Chattergoon was spending the night at the SFGH with another of his three daughters, Ariana, eight, who suffered an asthma attack earlier that evening.
“I was not at home. I was at the hospital with my daughter who is asthmatic. Just after 10 or 11 pm, my mother and them (relatives) came to the hospital to drop off something for me to eat. Everybody talk. Mom was so joyful and happy, making jokes.
"I did not know that was the last time I would talk to my mother and my little daughter,” he broke down again.
“I was just dozing off when I got a phone call after they left. I heard my sister screaming in the background that the house was on fire. I fell. I faint right there in the hospital. When I recovered I came up the road to see this.” He pointed to the burnt-out structure across the road.
“All my life I lived here. I am 40 years old. My navel string buried here. I never went to the hospital. A midwife delivered me right here, so this is all I know.
Now everything gone. I have nothing. All I have is the clothes on my back. “
Chattergoon said he did not mind the loss of the house and other material things, “but the lives – my mom, my daughter, my nephew girlfriend – she was pregnant, that is hard and painful.
Amy and Ariana, students of the Caratal RC Primary School, lived with their mother, Alisa Jaikaran, at Pleasantville. When Jaikaran’s mother suffered a massive heart attack and was unable to look after the two young, energetic girls, Chattergoon took them to live with him at Caratal and enrolled them in the nearby primary school.
“They loved the new school, they loved the environment,” Chattergoon said, as he described Amy as "the life of the party. She was a darling, a lover, always full of joy.”
Jaikaran said Amy was the apple of her eye. “She was my princess. She was my spoil child. I never expected that she would be taken from me like this. It is not fair.”

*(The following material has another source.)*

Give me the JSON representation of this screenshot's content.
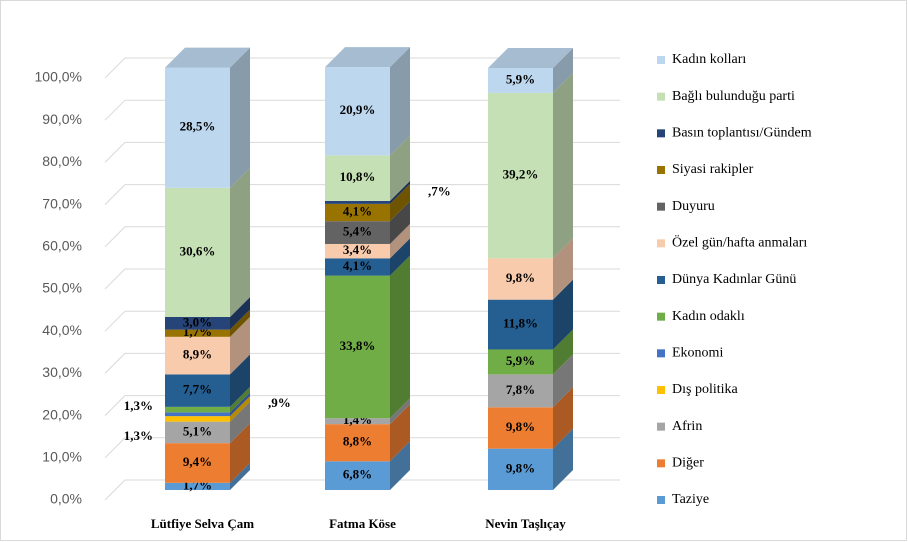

The fire is believed to have started around 2.15 am, and Chattergoon said he would have been outside, sitting on the back step liming, until another of his cousins left for work around 3 am, at a bakery in San Fernando.
“After she left I would go back to sleep, but this time I wasn’t home.”
His cousin Nikita Baptiste explained that around 2.15 am, one of her sisters, Bernadette Miller, woke up to look after her baby and noticed smoke. Miller alerted members of the household, who were all asleep.
Baptiste called the fire services, grabbed a hose and tried to put out the blaze.
“Tender was screaming, 'Fire, fire,' saying that she was getting burnt and she was trapped. I sprayed the water in her room and she told me to continue spraying.”
However, Baptiste said the kitchen, close to where she was standing and spraying Grant’s room, caught afire.
“Things started to crash and pitch and I take the hose and run out of the house.”
She said she grabbed her mother, Angelina Miller, who wanted to go back for her purse, “and I pull her outside. My sister, Bernadette, was outside with her three children and we just went across by my neighbour and watched everything burn flat.”
She said her aunt Evelina, who needed assistance to move around, could not be saved.
Baptiste said they also lost two cars, an Aqua and Hyundai Accent, which were parked in the driveway, as well as two puppies and their mother.
Damage is yet to be estimated as police and southern division fire services continue investigations into the cause.